Ainsi, au fur et à mesure que le film avance, s'accroît la sympathie pour les personnages, loin d'être acquise au début du film. Ainsi L'histoire de la naissance nous ayant déjà été racontée deux fois, la première dans le superbe générique composé d'un long plan séquence temporel et la seconde par Edward le jour du mariage de Will qui en sortira excédé, on ne peut que partager le scepticisme de celui-ci lorsqu'il nous sert le premier flash-back The Big fish, c'est pourtant bien Bloom, le poisson devenu le plus gros parce qu'il en s'est pas laissé prendre. Les hameçons sont tous les appels du réel, les plus grossiers, de l'appât du gain à la volonté de savoir sans saveur.

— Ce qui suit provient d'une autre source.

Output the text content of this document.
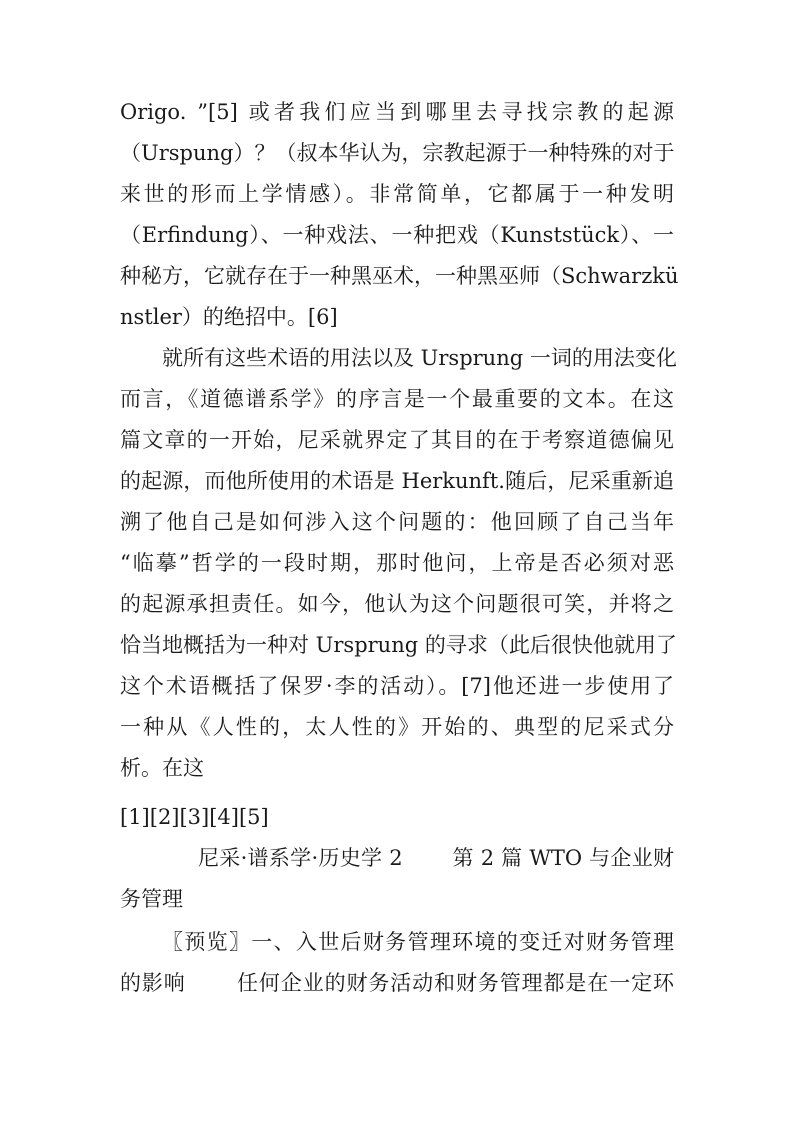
Origo. ”[5] 或者我们应当到哪里去寻找宗教的起源
（Urspung）？（叔本华认为，宗教起源于一种特殊的对于
来世的形而上学情感）。非常简单，它都属于一种发明
（Erfindung）、一种戏法、一种把戏（Kunststück）、一
种秘方，它就存在于一种黑巫术，一种黑巫师（Schwarzkü
nstler）的绝招中。[6]
就所有这些术语的用法以及 Ursprung 一词的用法变化
而言，《道德谱系学》的序言是一个最重要的文本。在这
篇文章的一开始，尼采就界定了其目的在于考察道德偏见
的起源，而他所使用的术语是 Herkunft.随后，尼采重新追
溯了他自己是如何涉入这个问题的：他回顾了自己当年
“临摹”哲学的一段时期，那时他问，上帝是否必须对恶
的起源承担责任。如今，他认为这个问题很可笑，并将之
恰当地概括为一种对 Ursprung 的寻求（此后很快他就用了
这个术语概括了保罗·李的活动）。[7]他还进一步使用了
一种从《人性的，太人性的》开始的、典型的尼采式分
析。在这
[1][2][3][4][5]
尼采·谱系学·历史学 2　　 第 2 篇 WTO 与企业财
务管理
〖预览〗一、入世后财务管理环境的变迁对财务管理
的影响　　 任何企业的财务活动和财务管理都是在一定环
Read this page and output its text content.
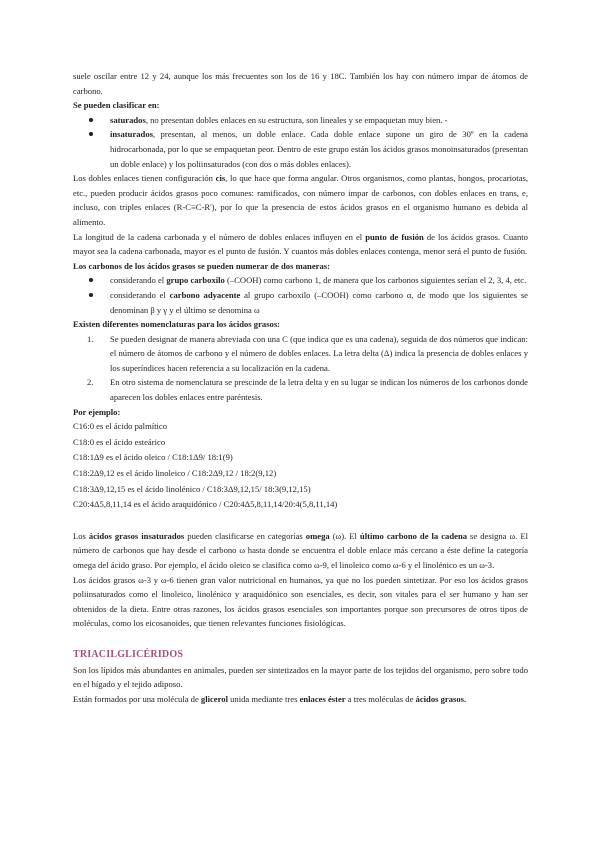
suele oscilar entre 12 y 24, aunque los más frecuentes son los de 16 y 18C. También los hay con número impar de átomos de carbono.

Se pueden clasificar en:

saturados, no presentan dobles enlaces en su estructura, son lineales y se empaquetan muy bien. -
insaturados, presentan, al menos, un doble enlace. Cada doble enlace supone un giro de 30º en la cadena hidrocarbonada, por lo que se empaquetan peor. Dentro de este grupo están los ácidos grasos monoinsaturados (presentan un doble enlace) y los poliinsaturados (con dos o más dobles enlaces).

Los dobles enlaces tienen configuración cis, lo que hace que forma angular. Otros organismos, como plantas, hongos, procariotas, etc., pueden producir ácidos grasos poco comunes: ramificados, con número impar de carbonos, con dobles enlaces en trans, e, incluso, con triples enlaces (R-C≡C-R'), por lo que la presencia de estos ácidos grasos en el organismo humano es debida al alimento.

La longitud de la cadena carbonada y el número de dobles enlaces influyen en el punto de fusión de los ácidos grasos. Cuanto mayor sea la cadena carbonada, mayor es el punto de fusión. Y cuantos más dobles enlaces contenga, menor será el punto de fusión.

Los carbonos de los ácidos grasos se pueden numerar de dos maneras:

considerando el grupo carboxilo (–COOH) como carbono 1, de manera que los carbonos siguientes serían el 2, 3, 4, etc.
considerando el carbono adyacente al grupo carboxilo (–COOH) como carbono α, de modo que los siguientes se denominan β y γ y el último se denomina ω

Existen diferentes nomenclaturas para los ácidos grasos:

1. Se pueden designar de manera abreviada con una C (que indica que es una cadena), seguida de dos números que indican: el número de átomos de carbono y el número de dobles enlaces. La letra delta (Δ) indica la presencia de dobles enlaces y los superíndices hacen referencia a su localización en la cadena.
2. En otro sistema de nomenclatura se prescinde de la letra delta y en su lugar se indican los números de los carbonos donde aparecen los dobles enlaces entre paréntesis.

Por ejemplo:

C16:0 es el ácido palmítico

C18:0 es el ácido esteárico

C18:1Δ9 es el ácido oleico / C18:1Δ9/ 18:1(9)

C18:2Δ9,12 es el ácido linoleico / C18:2Δ9,12 / 18:2(9,12)

C18:3Δ9,12,15 es el ácido linolénico / C18:3Δ9,12,15/ 18:3(9,12,15)

C20:4Δ5,8,11,14 es el ácido araquidónico / C20:4Δ5,8,11,14/20:4(5,8,11,14)

Los ácidos grasos insaturados pueden clasificarse en categorías omega (ω). El último carbono de la cadena se designa ω. El número de carbonos que hay desde el carbono ω hasta donde se encuentra el doble enlace más cercano a éste define la categoría omega del ácido graso. Por ejemplo, el ácido oleico se clasifica como ω-9, el linoleico como ω-6 y el linolénico es un ω-3.

Los ácidos grasos ω-3 y ω-6 tienen gran valor nutricional en humanos, ya que no los pueden sintetizar. Por eso los ácidos grasos poliinsaturados como el linoleico, linolénico y araquidónico son esenciales, es decir, son vitales para el ser humano y han ser obtenidos de la dieta. Entre otras razones, los ácidos grasos esenciales son importantes porque son precursores de otros tipos de moléculas, como los eicosanoides, que tienen relevantes funciones fisiológicas.

TRIACILGLICÉRIDOS

Son los lípidos más abundantes en animales, pueden ser sintetizados en la mayor parte de los tejidos del organismo, pero sobre todo en el hígado y el tejido adiposo.

Están formados por una molécula de glicerol unida mediante tres enlaces éster a tres moléculas de ácidos grasos.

Pour tout dire, Tim Burton semble être sorti de l'age adolescent, jaillissant et baroque pour aborder les rivages d'un cinéma classique où le thème de la transmission est traité avec un humour, une grâce, un brio mais aussi une angoisse, une puissance réflexive et un sentiment de la fragilité des choses qui s'approchent de Sur la route de Madison, le chef-d'œuvre de Clint Eastwood.

 

Jean-Luc Lacuve le 25/03/2004

Tim Burton était en train de tourner son remake de La Planète des singes quand on lui apprend la mort de son père. "Je n'aurais jamais pu tourner ce projet si je n'avais pas vécu ce choc. J'étais comme submergé..." raconte-t-il. Adapté d'un livre de, le film va donc tourner autour des retrouvailles d'un homme et de son père fantasque, le réalisateur est aujourd'hui également père et semble se demander quelle vision du monde il lèguera à l'enfant qu'il a eut l'an passé avec Helena Bonham Carter (sa femme dans la vie, la sorcière dans le film).